斎藤さんは俺の話したことを真剣そうな表情でメモしていた。
「ほとんどの人間が敵でしたね……如月は学校一の美少女って扱いで、ほぼ全員が如月のいうことを信じてましたから。俺の意見なんてほとんど尊重されませんでした」
「…こういう時世間ではやはりか弱い女性の意見が通りやすいですからね。そういうバイアスもあったのでしょう?」
「そうですね……それももちろんあったと思います。やっぱり男側がどうしても悪く見えてしまうんだと思います」
「…なるほどなるほど…では本当に家族や親友、部員など含め全員があなたの敵だったと?」
「いえ……少数ですが味方をしてくれる人もいました」
「ほう」
「彼らは……小中高ってずっと同じの幼馴染たちなんですが……彼らだけが唯一俺のことを信じてくれました。周りに流されず、俺はそんなことするようなやつじゃないって、みんなに反論してくれたんです」
「なるほど…それは勇気がいりますね」
「はい……二人には本当に感謝しているんです」
「そうだったんですか……じゃあその二人が透くんの味方をしてくれたから、なんとかやっていけたと」
「そういうことになります」
「そうかそうか…」
斎藤さんは相槌を打ちながら、うまく話を引き出し、メモ帳にペンを走らせる。
気づけば俺は、一時間足らずの時間で、斎藤さんにほとんどのことを喋ってしまっていた。
「なるほど……大体わかりました。
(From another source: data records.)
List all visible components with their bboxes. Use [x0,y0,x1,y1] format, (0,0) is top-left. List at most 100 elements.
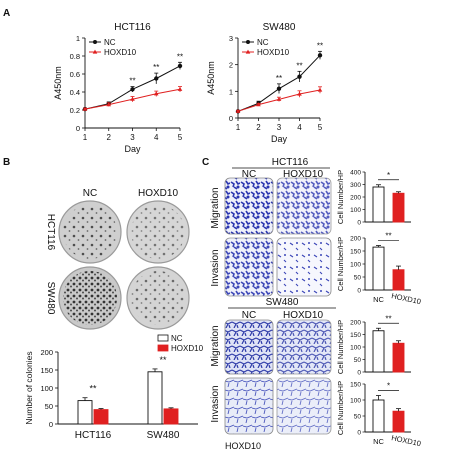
y-tick-label: 1 [76,34,80,43]
data-point-nc [317,53,323,58]
img-sw480-migration-hoxd10 [276,319,332,375]
chart-c-sw480-migration: 0 50 100 150 200 ** Cell Number/HP [336,314,411,377]
x-tick-label: HOXD10 [391,291,422,306]
bar-hoxd10 [392,192,405,223]
y-axis-label: Cell Number/HP [336,237,345,291]
x-tick-label: 4 [154,133,159,142]
data-point-hoxd10 [256,102,261,107]
img-hct116-invasion-nc [224,237,274,297]
y-tick-label: 2 [229,61,233,70]
y-tick-label: 0.2 [70,106,80,115]
bar-hoxd10 [392,410,405,433]
data-point-nc [276,86,282,91]
legend-marker-hoxd10 [245,49,251,54]
plate-hct116-hoxd10 [126,200,190,264]
legend-marker-nc [93,40,97,44]
chart-a-hct116: HCT116 0 0.2 0.4 0.6 0.8 1 1 2 3 4 5 Day A450nm ** ** **… [53,22,183,154]
significance-mark: ** [129,77,135,86]
y-axis-label: Cell Number/HP [336,170,345,224]
c-top-title: HCT116 [272,157,309,168]
bar-nc [372,330,385,373]
y-tick-label: 0 [357,288,361,295]
y-tick-label: 150 [350,332,361,339]
data-point-hoxd10 [130,96,135,101]
bar-hoxd10 [93,409,109,425]
y-tick-label: 0.4 [70,88,80,97]
b-row-sw480-label: SW480 [45,282,56,315]
legend-label-nc: NC [104,38,116,47]
data-point-hoxd10 [106,102,112,107]
chart-title: SW480 [263,22,296,33]
legend-marker-nc [246,40,250,44]
x-tick-label: 3 [277,123,282,132]
c-top-row-migration: Migration [210,187,221,228]
y-axis-label: A450nm [206,61,216,95]
y-tick-label: 150 [350,382,361,389]
img-sw480-invasion-hoxd10 [276,377,332,435]
x-axis-label: Day [124,144,141,154]
transwell-images: HCT116 NC HOXD10 Migration Invasion SW48… [210,157,336,451]
c-bottom-title: SW480 [266,297,299,308]
bar-hoxd10 [163,408,179,425]
y-axis-label: Number of colonies [24,351,34,424]
data-point-nc [154,76,159,81]
panel-label-c: C [202,157,209,168]
legend-label-hoxd10: HOXD10 [257,48,290,57]
data-point-hoxd10 [235,108,241,113]
y-tick-label: 300 [350,182,361,189]
y-tick-label: 0 [49,420,53,429]
x-tick-label: 3 [130,133,135,142]
significance-mark: ** [385,232,391,241]
significance-mark: ** [153,63,159,72]
data-point-hoxd10 [82,106,88,111]
img-hct116-migration-hoxd10 [276,177,332,235]
legend-swatch-hoxd10 [157,344,169,352]
significance-mark: ** [159,355,167,365]
y-tick-label: 0.8 [70,52,80,61]
c-bottom-col-hoxd10: HOXD10 [283,310,323,321]
x-tick-label: NC [373,437,384,446]
b-col-nc-label: NC [83,188,97,199]
y-axis-label: A450nm [53,66,63,100]
bar-nc [372,246,385,291]
y-tick-label: 100 [350,262,361,269]
bar-nc [372,399,385,433]
legend-marker-hoxd10 [92,49,98,54]
data-point-hoxd10 [317,87,323,92]
bar-nc [372,186,385,223]
x-tick-label: 1 [83,133,88,142]
y-tick-label: 100 [350,207,361,214]
y-tick-label: 0.6 [70,70,80,79]
y-tick-label: 100 [40,384,53,393]
data-point-hoxd10 [153,91,159,96]
data-point-hoxd10 [276,96,282,101]
legend-label-hoxd10: HOXD10 [104,48,137,57]
y-tick-label: 50 [354,275,362,282]
y-tick-label: 100 [350,345,361,352]
img-hct116-migration-nc [224,177,274,235]
c-footer-label: HOXD10 [225,441,261,451]
y-tick-label: 100 [350,398,361,405]
plate-hct116-nc [58,200,122,264]
chart-c-hct116-migration: 0 100 200 300 400 * Cell Number/HP [336,170,411,227]
c-bottom-row-migration: Migration [210,325,221,366]
x-axis-label: Day [271,134,288,144]
y-tick-label: 200 [350,236,361,243]
y-tick-label: 0 [357,220,361,227]
legend-label-nc: NC [171,334,183,343]
y-tick-label: 0 [357,370,361,377]
y-tick-label: 50 [45,402,53,411]
bar-hoxd10 [392,269,405,291]
y-tick-label: 200 [350,195,361,202]
colony-plate-images: NC HOXD10 HCT116 SW480 [45,188,190,330]
x-tick-label: 5 [178,133,183,142]
c-top-row-invasion: Invasion [210,249,221,286]
significance-mark: * [387,382,390,391]
x-tick-label: 1 [236,123,241,132]
data-point-nc [177,63,183,69]
x-tick-label: 2 [256,123,261,132]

聞きたいことはほとんど聞けたと思います。この事実は、責任を持って記事にして世間に公表したいと思っています。構いませんね?」
「はい、ぜひお願いします」
「「…」」
斎藤さんが俺と、それから両親をチラリと見ながら言った。
俺は公表されて不都合なことなんてなにもないので、自信を持って頷いた。
だが、両親は俯いて、斎藤さんにやめて欲しそうな表情を向けていた。
「取材に協力してくれてありがとうございました……最後に、透くん。私は君を応援しているからね。何かあったら、この番号にかけてくるといい。出来ることなら協力させてもらうよ」
取材を終えた斎藤さんは、去り際に、そう言って電話番号の書かれた名刺を渡してきた。
そして俺を励ますように肩を叩いてくれた。
「ありがとうございます」
俺がお礼を言うと、斎藤さんは大きく頷いて笑顔を浮かべた。
「ふぅ」
斎藤さんが出て行った後、俺は玄関でため息を吐いた。
なんだか全てを誰かに語れてちょっとスッキリした気がする。
「おっとやべ…もうこんな時間か…」
チラリと時計に目を移すと、理沙との約束の時間が迫っていた。
「行くか」
俺は、未だ無言で気まずそうに二人並んで突っ立っている両親を放っておいて家を後にし、理沙と昼食を取るために待ち合わせ場所へと足早に向かったのだった。